Iowa State Cyclones track and field represents Iowa State University (ISU) and competes in the Big 12 Conference of NCAA Division I. The team is coached by Martin Smith, he is currently in his 4th year at Iowa State. Originally, the men's and women's teams were considered separate; but beginning in the 2007 season the two teams were combined and are now operated as one single sport at the university. The Cyclones host their home indoor meets at Lied Recreational Facility and their home outdoor meets at the Cyclone Sports Complex, both are located on Iowa State's campus.

History

Men's

The Cyclones first put together a squad in 1921, competing in the Missouri Valley Conference.  They experienced their first success under head coach and former track standout Robert Simpson, he coached at ISU from 1926 to 1937. Simpson molded Iowa State's first track stars in Ray Conger and Ray Putnam who would go on to win individual NCAA Championships for the Mile Run in the 1927 and 1931 respectively.

After struggling for several decades the Cyclones reached new highs under Coach Bill Bergan.  The Cyclones had finished last or next to last in 21-straight Big Eight Conference outdoor meets before his arrival, under his leaderships they won 10 of 14 Big Eights Conference outdoor track championships. ISU athletes achieved All-America honors 104 times and captured 156 Big Eight individual titles under Bergan's direction. Three individual standouts from Bergan's squads were Danny Harris, Jonah Koech, and Jon Brown.  Harris was a three time NCAA champion in the 400 meter hurdles in 1984, 1985, and 1986.  Harris would then go on to win a silver medal representing the United States at the 1984 Los Angeles Olympics.  Hailing originally from Kenya, Jonah Koech is one of the most decorated athletes in Iowa State's history.  He was a member of six Big Eight championship squads as well as winning six individual conference titles. Koech's marquee event was the 5,000 meter run, where he won three NCAA Indoor Championships in 1990, 1991, and 1993. In addition to Jon Brown's 1992 NCAA Indoor Championship in the 5,000 meter run, he would go on to represent Great Britain in the 1996, 2000, and 2004 Olympic games.

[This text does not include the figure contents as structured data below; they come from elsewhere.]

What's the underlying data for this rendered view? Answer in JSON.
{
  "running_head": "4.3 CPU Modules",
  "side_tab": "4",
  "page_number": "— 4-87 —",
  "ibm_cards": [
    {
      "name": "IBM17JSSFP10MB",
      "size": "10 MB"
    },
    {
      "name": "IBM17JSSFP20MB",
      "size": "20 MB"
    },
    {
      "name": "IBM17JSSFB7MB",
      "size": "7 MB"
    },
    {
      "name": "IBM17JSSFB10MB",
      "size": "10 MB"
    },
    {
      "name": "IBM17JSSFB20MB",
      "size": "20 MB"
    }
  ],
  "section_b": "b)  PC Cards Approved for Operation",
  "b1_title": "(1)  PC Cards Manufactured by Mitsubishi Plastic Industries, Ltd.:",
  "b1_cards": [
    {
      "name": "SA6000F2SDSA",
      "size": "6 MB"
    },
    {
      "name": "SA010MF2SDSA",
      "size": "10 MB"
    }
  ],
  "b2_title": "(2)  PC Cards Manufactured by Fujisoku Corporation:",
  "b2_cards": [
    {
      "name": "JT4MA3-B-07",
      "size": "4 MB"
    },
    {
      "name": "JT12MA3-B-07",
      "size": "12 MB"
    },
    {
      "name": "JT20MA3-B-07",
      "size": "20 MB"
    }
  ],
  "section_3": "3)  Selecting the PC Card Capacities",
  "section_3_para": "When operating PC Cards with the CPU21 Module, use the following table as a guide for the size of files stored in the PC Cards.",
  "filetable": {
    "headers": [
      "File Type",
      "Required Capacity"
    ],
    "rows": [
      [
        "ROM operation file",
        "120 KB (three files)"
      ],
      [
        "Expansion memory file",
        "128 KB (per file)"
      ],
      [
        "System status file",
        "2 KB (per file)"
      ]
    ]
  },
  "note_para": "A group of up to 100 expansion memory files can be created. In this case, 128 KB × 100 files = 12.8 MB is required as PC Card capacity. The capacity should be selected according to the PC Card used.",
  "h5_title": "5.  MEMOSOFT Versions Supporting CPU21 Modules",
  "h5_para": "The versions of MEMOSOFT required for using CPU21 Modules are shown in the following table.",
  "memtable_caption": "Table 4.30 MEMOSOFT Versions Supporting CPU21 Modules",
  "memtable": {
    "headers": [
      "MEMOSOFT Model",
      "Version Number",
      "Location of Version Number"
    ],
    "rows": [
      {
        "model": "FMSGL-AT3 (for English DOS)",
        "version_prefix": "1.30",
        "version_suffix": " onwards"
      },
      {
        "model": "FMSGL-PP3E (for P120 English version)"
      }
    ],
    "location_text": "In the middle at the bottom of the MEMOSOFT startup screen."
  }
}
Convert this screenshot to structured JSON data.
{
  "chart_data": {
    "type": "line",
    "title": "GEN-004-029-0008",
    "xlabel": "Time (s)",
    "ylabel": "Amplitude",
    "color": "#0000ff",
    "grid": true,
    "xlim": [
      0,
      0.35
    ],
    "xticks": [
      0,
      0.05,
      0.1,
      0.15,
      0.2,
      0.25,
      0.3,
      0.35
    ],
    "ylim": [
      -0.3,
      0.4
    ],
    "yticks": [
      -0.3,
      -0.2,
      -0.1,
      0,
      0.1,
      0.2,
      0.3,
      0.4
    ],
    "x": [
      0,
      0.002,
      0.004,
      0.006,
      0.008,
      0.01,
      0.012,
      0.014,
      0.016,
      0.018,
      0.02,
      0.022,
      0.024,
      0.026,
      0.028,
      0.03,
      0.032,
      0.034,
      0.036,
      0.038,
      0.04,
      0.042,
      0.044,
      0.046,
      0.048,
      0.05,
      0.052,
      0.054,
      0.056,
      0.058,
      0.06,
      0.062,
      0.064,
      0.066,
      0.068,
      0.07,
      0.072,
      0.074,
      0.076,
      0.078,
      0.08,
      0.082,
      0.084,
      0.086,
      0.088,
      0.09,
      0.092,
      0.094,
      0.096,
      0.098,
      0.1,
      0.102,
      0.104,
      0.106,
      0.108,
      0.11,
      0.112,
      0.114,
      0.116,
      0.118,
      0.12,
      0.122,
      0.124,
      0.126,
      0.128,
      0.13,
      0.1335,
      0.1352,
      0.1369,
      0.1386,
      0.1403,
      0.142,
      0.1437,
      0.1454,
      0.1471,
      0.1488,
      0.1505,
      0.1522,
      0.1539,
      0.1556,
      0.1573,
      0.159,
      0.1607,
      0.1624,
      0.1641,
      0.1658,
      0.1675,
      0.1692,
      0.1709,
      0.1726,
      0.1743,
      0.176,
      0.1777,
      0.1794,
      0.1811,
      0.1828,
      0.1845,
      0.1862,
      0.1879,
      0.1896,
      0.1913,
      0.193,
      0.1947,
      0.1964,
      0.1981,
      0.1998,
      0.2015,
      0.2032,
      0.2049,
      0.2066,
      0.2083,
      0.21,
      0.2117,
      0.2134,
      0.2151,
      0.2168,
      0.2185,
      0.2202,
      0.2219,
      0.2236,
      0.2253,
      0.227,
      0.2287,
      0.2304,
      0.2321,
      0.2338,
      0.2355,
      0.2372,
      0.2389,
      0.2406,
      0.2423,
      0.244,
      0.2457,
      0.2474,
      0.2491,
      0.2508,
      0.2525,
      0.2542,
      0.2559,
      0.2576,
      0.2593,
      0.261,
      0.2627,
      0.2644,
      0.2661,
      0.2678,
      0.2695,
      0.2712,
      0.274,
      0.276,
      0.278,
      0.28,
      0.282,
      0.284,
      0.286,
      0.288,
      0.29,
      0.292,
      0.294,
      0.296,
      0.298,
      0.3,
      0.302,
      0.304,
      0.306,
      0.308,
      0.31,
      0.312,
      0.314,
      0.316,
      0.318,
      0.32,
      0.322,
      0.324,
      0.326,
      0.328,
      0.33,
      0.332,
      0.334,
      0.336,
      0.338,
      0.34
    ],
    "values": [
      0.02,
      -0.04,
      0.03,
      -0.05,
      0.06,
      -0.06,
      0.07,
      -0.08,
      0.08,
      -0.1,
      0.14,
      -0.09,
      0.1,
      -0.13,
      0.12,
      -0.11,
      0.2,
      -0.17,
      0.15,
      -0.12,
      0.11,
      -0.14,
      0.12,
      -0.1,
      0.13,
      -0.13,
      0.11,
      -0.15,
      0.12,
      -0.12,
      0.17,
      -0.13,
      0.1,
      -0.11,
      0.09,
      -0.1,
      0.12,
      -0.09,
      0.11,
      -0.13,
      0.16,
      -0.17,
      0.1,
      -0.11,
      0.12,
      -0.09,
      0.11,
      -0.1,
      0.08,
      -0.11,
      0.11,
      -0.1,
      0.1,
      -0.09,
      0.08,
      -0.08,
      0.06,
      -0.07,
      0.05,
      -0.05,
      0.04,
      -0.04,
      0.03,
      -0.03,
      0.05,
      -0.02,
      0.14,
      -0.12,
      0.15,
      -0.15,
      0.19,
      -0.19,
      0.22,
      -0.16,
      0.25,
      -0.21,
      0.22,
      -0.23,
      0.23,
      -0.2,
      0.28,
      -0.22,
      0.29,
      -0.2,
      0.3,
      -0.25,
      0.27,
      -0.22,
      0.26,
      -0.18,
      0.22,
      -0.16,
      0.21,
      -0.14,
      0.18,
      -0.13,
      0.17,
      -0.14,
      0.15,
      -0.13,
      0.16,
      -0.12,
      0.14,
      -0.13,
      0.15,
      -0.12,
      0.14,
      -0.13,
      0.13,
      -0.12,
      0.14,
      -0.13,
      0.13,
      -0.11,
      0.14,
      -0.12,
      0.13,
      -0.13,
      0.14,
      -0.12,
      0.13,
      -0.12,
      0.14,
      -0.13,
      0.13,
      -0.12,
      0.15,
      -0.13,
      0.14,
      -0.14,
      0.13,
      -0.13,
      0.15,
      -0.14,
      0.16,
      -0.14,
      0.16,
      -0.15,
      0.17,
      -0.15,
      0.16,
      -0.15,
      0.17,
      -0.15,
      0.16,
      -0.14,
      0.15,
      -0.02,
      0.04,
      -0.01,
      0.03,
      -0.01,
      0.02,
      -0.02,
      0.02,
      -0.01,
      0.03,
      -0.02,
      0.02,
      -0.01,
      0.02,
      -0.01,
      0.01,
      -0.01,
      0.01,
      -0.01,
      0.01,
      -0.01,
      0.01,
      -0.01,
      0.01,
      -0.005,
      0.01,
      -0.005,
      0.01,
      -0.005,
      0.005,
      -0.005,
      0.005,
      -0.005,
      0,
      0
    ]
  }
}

After Bergan retired in 1994, the team would once again struggle to compete until the arrival of current head coach Martin Smith.  In Smith's four years the biggest individual success has been Edward Kemboi.  In 2015 Kemboi won NCAA titles for the 800 Meter Run in both the Indoor and Outdoor championships.

Women's

The Iowa State Women's Track and Field team first got their start in 1973 under Head Coach Chris Murray.  Their first individual success was Peg Neppel-Darrah when she won two AIAW titles at the 1976 AIAW Outdoor Championships in both the Two Mile and Three Mile run. Iowa State's most decorated track and field athlete wouldn't arrive until 1984 in Moroccan runner, Nawal El Moutawakel.  Competing in the 400 Meter Hurdles El Moutawakel won the 1984 Outdoor NCAA Championship and Olympic Gold representing her home country of Morocco. With her win she became the first Moroccan woman and first woman from a Muslim majority nation to win Olympic Gold.

Iowa State's most recent stars are Lisa Koll and Betsy Saina.  Koll is a four time NCAA champions.  In the 10,000 Meter Run she won the 2008 and 2010 Outdoor Championships and in the 5,000 Meter Run she won the 2010 Indoor Championship 2010 Outdoor Championship.  Koll would go on to represent the United States at the 2012 London Olympics in the 10,000 Meter Run.  While at Iowa State Betsy Saina won the 5,000 Meter Run at the 2012 Indoor NCAA Championship and the 10,000 Meter Run at the 2013 Outdoor NCAA Championship.  She would then go on to place fourth in the 10,000 Meter Run at the Rio Olympics.

Championships

Men's team championships

Women's team championships

Men's Indoor Individual NCAA Champions

Men's Outdoor Individual NCAA Champions

Women's Indoor Individual National Champions

Women's Outdoor Individual National Champions

Olympians

Facilities

Iowa State track athletes train and compete in one of the finest indoor facilities in the world. Iowa State's $13 million Lied Recreation-Athletic Facility complements Iowa State's outdoor track complex. The combination gives Cyclone track athletes first-rate, year-round practice facilities. The Lied Recreation-Athletic Facility was the site of the 1998, 2000 and 2007 Big 12 Indoor Track and Field Championships. The indoor facility includes a 300-meter track that is one of the largest and fastest indoor surfaces in the world. Over the summer of 1999 the track was resurfaced at a cost of over $600,000 with a mondo surface, showing ISU's commitment to being amongst the best in the nation.

Their home meets are held at the recently opened Cyclone Sports Complex. The $13 million facility opened in 2012.